The reference to the MTD site is very helpful...and appreciated.

No question I've gotten older, but fortunately my health, and strength, is still good. My strength 'ain't' the problem. As a very senior citizen I can still manage the old creosoted railroad ties single handed for garden projects.


----------



## paulr44 (Oct 14, 2008)

There are a number of fuel line kits out there that'll fit many MTD, Troy-Bilt, Craftsman, Poulan, Ryobi and other mass-merchant units. I use one kit, that contains two sizes of lines, one for fuel feed, the other being smaller ID for primer lines. I'll try to remember to get the number from my work PC and post it.

The STIHL 4-mix motors are a good example of carbon buildup creating excessive compression. Usually it's the valve adj. being too large, making the deko ineffective. After adj. the valves some of them still are hard to pull over, and it's due to carbon buildup. Some 2-strokes when heavily carboned will actually have piston interference, and with the plug out will have a hard-spot when cranking at TDC. Kind of rare, but not uncommon.

Paul


----------



## paulr44 (Oct 14, 2008)

I finally remembered to get the numbers.

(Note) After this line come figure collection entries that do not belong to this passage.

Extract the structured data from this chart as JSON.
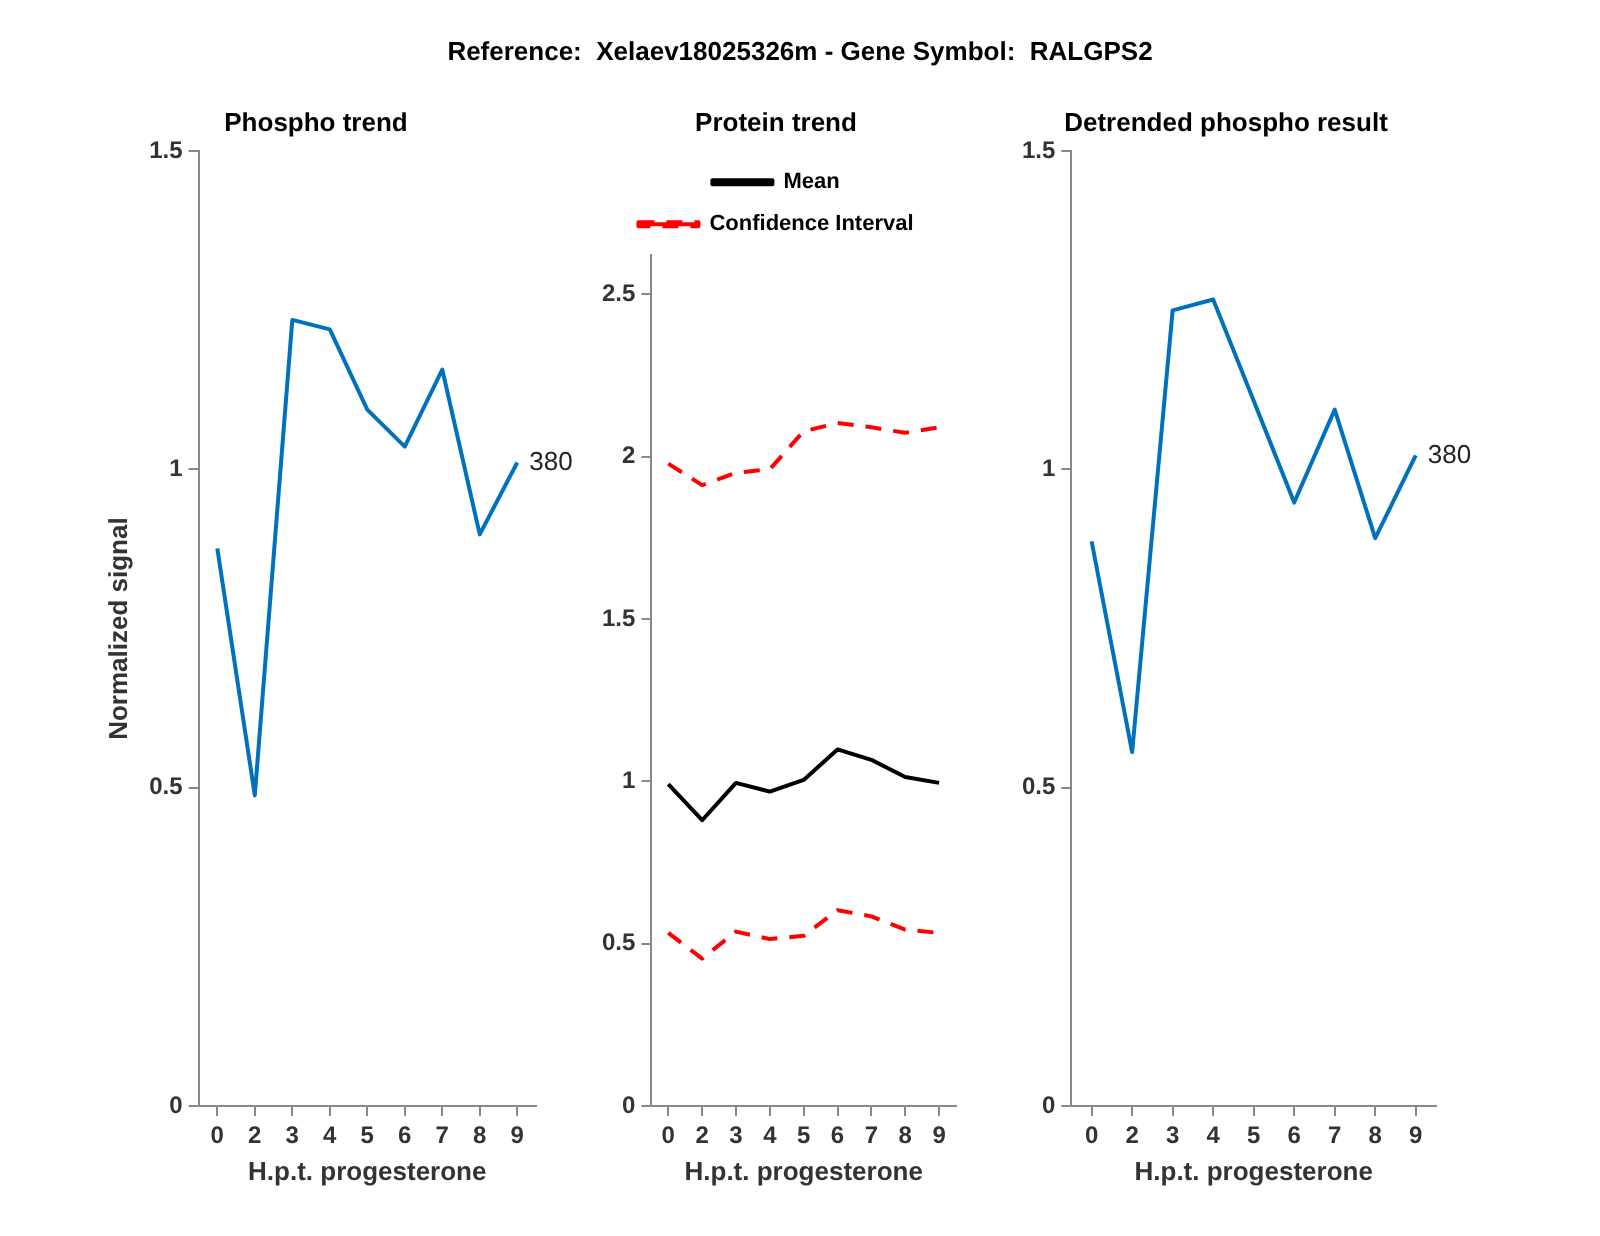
{
  "chart_data": [
    {
      "type": "line",
      "title": "Reference:  Xelaev18025326m - Gene Symbol:  RALGPS2",
      "subtitle": "Phospho trend",
      "xlabel": "H.p.t. progesterone",
      "ylabel": "Normalized signal",
      "categories": [
        "0",
        "2",
        "3",
        "4",
        "5",
        "6",
        "7",
        "8",
        "9"
      ],
      "series": [
        {
          "color": "#0072bd",
          "values": [
            0.876,
            0.488,
            1.235,
            1.22,
            1.094,
            1.036,
            1.157,
            0.898,
            1.011
          ]
        }
      ],
      "ylim": [
        0,
        1.5
      ],
      "yticks": [
        0,
        0.5,
        1,
        1.5
      ],
      "grid": false,
      "annotations": [
        {
          "text": "380",
          "x": "9",
          "y": 1.011
        }
      ]
    },
    {
      "type": "line",
      "subtitle": "Protein trend",
      "xlabel": "H.p.t. progesterone",
      "categories": [
        "0",
        "2",
        "3",
        "4",
        "5",
        "6",
        "7",
        "8",
        "9"
      ],
      "series": [
        {
          "name": "Mean",
          "color": "#000000",
          "line_style": "solid",
          "values": [
            0.991,
            0.88,
            0.995,
            0.968,
            1.004,
            1.098,
            1.066,
            1.013,
            0.995
          ]
        },
        {
          "name": "Confidence Interval",
          "color": "#ff0000",
          "line_style": "dashed",
          "values": [
            1.978,
            1.912,
            1.95,
            1.961,
            2.078,
            2.103,
            2.09,
            2.073,
            2.09
          ]
        },
        {
          "color": "#ff0000",
          "line_style": "dashed",
          "values": [
            0.533,
            0.454,
            0.537,
            0.514,
            0.524,
            0.603,
            0.584,
            0.543,
            0.533
          ]
        }
      ],
      "ylim": [
        0,
        2.62
      ],
      "yticks": [
        0,
        0.5,
        1,
        1.5,
        2,
        2.5
      ],
      "grid": false,
      "legend": "top"
    },
    {
      "type": "line",
      "subtitle": "Detrended phospho result",
      "xlabel": "H.p.t. progesterone",
      "categories": [
        "0",
        "2",
        "3",
        "4",
        "5",
        "6",
        "7",
        "8",
        "9"
      ],
      "series": [
        {
          "color": "#0072bd",
          "values": [
            0.887,
            0.556,
            1.25,
            1.267,
            1.108,
            0.948,
            1.094,
            0.892,
            1.022
          ]
        }
      ],
      "ylim": [
        0,
        1.5
      ],
      "yticks": [
        0,
        0.5,
        1,
        1.5
      ],
      "grid": false,
      "annotations": [
        {
          "text": "380",
          "x": "9",
          "y": 1.022
        }
      ]
    }
  ]
}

I use the ...599 kit most often as it contains a smaller OD/ID line that'll fit the tiny primer nipples on some box-store units. The lines in the kit are more than enough to do any one repair, often enough to do two.

POULAN OEM 530069216 FUEL LINE KIT 3/16 OD X 3/32 ID (2 foot of 1 size)
POULAN OEM 530069599 FUEL LINE KIT W/ 2 LINE SIZES (with length of 3/16 x 3/32 + length of the smaller primer line)
"Micro" nipple fuel filter EHP 530095646

And if this helps you or anyone for some Echo lines or box-store units:
Most units will use 3/32 ID, 3/16 OD Stens 115-327	THICK wall
Some units will use 1/8 ID, 3/16 OD Stens 115-331	THIN wall

I keep this and a lot of carb. information handy at work, in computer files. It helps not having to re-research shit like this.


----------